= Azienda Italiana Petroli Albania =

The Azienda Italiana Petroli Albania (AIPA) was a company created by Italian railways and later controlled by AGIP, active from 1935 to 1943.

== History ==

=== Albanian oil ===
The first oil searches in Albania were started during the First World War by Italian, French and English technicians.

The exploitation concessions were obtained from the Anglo-Persian Oil Company in the Malacastra area, then from Standard Oil of New York and the Franco-Albanais Syndacat in other areas. The Ferrovie dello Stato were the first Italian concessionaires in 1925 (Royal decree of 8 July 1925, No. 1301).

=== The concession of Devoli ===
AIPA was born as a special autonomous managementunder the authority of the Autonomous Administration of the State Railways.

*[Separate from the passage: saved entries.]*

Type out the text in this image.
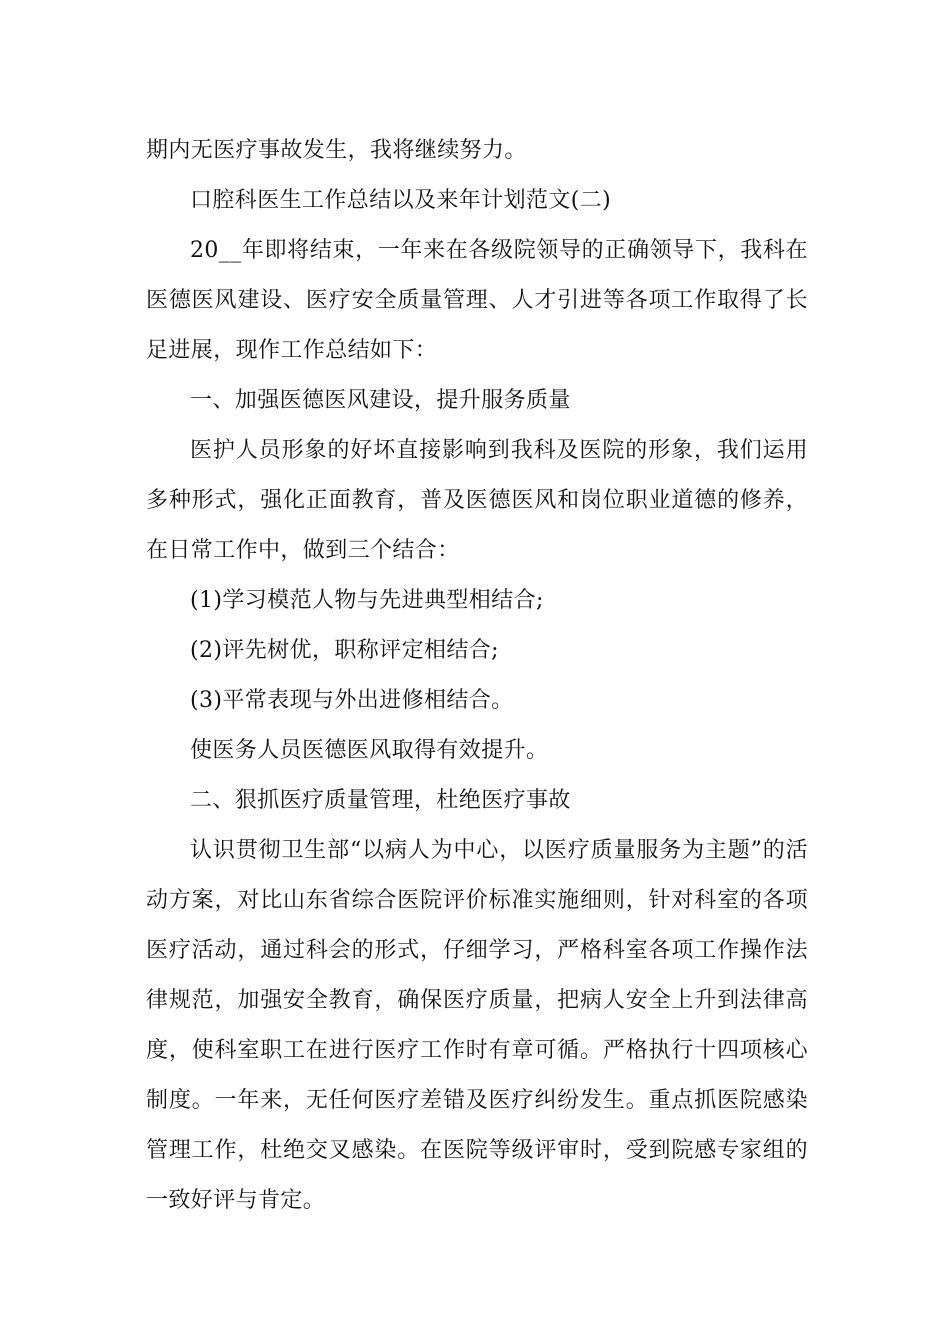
期内无医疗事故发生，我将继续努力。

口腔科医生工作总结以及来年计划范文(二)

20__年即将结束，一年来在各级院领导的正确领导下，我科在医德医风建设、医疗安全质量管理、人才引进等各项工作取得了长足进展，现作工作总结如下：

一、加强医德医风建设，提升服务质量

医护人员形象的好坏直接影响到我科及医院的形象，我们运用多种形式，强化正面教育，普及医德医风和岗位职业道德的修养，在日常工作中，做到三个结合：

(1)学习模范人物与先进典型相结合;

(2)评先树优，职称评定相结合;

(3)平常表现与外出进修相结合。

使医务人员医德医风取得有效提升。

二、狠抓医疗质量管理，杜绝医疗事故

认识贯彻卫生部“以病人为中心，以医疗质量服务为主题”的活动方案，对比山东省综合医院评价标准实施细则，针对科室的各项医疗活动，通过科会的形式，仔细学习，严格科室各项工作操作法律规范，加强安全教育，确保医疗质量，把病人安全上升到法律高度，使科室职工在进行医疗工作时有章可循。严格执行十四项核心制度。一年来，无任何医疗差错及医疗纠纷发生。重点抓医院感染管理工作，杜绝交叉感染。在医院等级评审时，受到院感专家组的一致好评与肯定。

In 1935, AIPA granted a concession of 164,000 hectares along the Devoli river and here, in the Cucciova area, renamed Petrolia, the first active wells took place. An approximately 80 km long oil pipeline was built to bring oil to the port of Vlore. In 1937 it employed about 1,500 Albanian workers, in addition to the Italian leadership.

In 1939, the last year before the war, production reached 200,000 tons.

In 1940 [2], with the RDL 580/40 the passage of the Italian company petroli Albanesi to the general Italian company petroli S.A. takes place. (AGIP).